The Music City Stars, formerly known as the Nashville Broncs, was an expansion team in the American Basketball Association (ABA) that played from 2008 to 2010. Located in Nashville, Tennessee, the team was named for the city's association with music industry celebrities; it also referred the Music City Star (now known as the WeGo Star, a commuter rail service. They played the home games of their inaugural season at Nashville Municipal Auditorium, but played at Lipscomb University's Allen Arena for the 2009–10 season. The team ceased operations on January 29, 2010, citing poor ticket sales.

==Team history==
The team, when owned by Scott Lumley, was known as the Nashville Broncs during their inaugural 2008 to 2009 season. That year, they finished with a 23–4 record, making it as far as the semifinals before being eliminated.
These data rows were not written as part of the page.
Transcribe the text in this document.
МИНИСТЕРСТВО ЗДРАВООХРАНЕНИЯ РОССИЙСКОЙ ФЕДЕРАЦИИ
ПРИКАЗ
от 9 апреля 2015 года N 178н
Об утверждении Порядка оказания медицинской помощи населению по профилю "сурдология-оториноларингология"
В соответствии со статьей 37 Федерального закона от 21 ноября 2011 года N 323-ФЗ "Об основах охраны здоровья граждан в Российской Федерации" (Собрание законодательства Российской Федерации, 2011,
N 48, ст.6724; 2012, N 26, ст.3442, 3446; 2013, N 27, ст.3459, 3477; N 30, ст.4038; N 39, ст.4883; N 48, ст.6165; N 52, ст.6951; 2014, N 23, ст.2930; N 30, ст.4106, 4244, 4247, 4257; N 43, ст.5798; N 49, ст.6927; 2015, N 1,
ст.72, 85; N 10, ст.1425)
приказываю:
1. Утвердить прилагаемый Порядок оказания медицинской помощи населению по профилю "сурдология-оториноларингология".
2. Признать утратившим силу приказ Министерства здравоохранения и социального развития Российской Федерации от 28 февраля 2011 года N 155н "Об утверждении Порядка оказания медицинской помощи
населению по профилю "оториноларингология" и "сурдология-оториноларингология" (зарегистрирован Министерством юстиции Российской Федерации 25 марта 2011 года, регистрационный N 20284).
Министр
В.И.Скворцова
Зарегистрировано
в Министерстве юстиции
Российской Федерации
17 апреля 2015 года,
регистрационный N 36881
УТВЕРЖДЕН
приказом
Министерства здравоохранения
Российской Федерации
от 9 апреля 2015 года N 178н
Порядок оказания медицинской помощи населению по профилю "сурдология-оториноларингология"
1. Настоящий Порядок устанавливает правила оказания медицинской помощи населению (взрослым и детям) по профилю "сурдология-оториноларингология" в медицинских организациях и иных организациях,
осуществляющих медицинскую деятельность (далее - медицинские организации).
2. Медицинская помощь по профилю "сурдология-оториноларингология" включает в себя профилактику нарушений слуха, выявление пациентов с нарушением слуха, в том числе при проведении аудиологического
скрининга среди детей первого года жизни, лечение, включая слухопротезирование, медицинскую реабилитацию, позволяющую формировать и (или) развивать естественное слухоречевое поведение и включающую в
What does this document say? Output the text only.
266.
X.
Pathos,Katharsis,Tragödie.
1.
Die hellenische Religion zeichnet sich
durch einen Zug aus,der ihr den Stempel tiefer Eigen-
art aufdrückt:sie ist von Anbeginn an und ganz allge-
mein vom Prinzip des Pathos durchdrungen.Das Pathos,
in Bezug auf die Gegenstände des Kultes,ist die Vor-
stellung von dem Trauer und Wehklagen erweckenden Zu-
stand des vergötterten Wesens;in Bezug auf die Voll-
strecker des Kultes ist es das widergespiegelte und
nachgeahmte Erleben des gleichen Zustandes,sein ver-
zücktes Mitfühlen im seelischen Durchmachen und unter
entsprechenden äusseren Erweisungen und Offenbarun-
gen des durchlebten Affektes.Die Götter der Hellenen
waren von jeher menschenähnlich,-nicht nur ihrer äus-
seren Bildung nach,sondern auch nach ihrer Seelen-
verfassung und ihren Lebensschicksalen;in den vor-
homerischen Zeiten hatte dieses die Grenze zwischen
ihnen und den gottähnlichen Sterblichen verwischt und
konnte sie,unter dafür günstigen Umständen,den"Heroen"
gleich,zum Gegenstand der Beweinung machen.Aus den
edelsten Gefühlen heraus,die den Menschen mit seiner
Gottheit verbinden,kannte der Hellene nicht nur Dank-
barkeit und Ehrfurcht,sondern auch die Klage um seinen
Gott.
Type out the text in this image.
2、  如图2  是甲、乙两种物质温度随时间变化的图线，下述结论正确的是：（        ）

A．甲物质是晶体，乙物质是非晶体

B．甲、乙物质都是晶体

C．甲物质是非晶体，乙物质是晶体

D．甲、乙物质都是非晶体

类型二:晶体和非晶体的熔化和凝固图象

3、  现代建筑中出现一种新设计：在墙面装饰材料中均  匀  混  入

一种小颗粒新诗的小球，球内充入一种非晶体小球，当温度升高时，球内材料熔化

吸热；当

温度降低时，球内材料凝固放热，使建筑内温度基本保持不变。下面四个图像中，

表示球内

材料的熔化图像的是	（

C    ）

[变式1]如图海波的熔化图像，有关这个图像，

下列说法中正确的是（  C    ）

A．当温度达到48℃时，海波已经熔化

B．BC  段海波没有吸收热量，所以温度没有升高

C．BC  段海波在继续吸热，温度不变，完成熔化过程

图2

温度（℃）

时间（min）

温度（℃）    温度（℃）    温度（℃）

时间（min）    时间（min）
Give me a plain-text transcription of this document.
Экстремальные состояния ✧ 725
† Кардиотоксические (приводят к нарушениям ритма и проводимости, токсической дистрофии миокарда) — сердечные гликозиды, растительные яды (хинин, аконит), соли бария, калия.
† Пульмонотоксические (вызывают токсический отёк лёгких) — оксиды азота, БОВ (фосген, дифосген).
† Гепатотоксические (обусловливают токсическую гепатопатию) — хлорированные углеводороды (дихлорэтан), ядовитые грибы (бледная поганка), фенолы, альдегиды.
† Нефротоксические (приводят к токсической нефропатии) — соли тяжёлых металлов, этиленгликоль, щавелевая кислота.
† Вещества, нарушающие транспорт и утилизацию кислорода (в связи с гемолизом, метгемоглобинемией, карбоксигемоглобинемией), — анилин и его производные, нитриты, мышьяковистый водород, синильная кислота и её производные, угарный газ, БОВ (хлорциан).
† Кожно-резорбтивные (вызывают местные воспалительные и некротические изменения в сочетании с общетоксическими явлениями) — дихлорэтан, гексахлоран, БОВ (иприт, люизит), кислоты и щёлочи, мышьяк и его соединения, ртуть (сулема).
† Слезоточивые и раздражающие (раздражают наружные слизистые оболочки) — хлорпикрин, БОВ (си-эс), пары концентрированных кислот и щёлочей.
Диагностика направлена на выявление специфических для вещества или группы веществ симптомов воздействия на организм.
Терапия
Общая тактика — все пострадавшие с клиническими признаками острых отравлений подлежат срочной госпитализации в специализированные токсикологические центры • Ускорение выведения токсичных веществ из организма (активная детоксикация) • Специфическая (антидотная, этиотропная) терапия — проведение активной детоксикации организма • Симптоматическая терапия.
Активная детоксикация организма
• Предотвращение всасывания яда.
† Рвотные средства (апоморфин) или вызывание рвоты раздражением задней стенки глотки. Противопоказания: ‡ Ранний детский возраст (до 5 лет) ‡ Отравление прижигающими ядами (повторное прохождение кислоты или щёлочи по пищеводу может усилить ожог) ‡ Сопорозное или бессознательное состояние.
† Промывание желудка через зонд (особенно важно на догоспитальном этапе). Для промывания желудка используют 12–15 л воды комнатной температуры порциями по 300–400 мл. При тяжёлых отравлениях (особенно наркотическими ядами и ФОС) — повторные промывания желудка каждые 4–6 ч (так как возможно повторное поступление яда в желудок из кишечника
In July 2009, the team changed ownership and its name to the Music City Stars. After playing only 12 games of the 2009–10 season (many games were cancelled due to teams leaving the league), the Stars shut down operations due to lagging ticket sales.

==Season-by-season record==

| Season | W | L | % | Playoffs |
| 2008–09 | 23 | 4 | .852 | Won quarterfinals vs. Jersey Express Lost semifinals vs. Maywood Buzz |
| 2009–10* | 9 | 3 | .750 | — |
*The Stars suspended operations on January 29, 2010.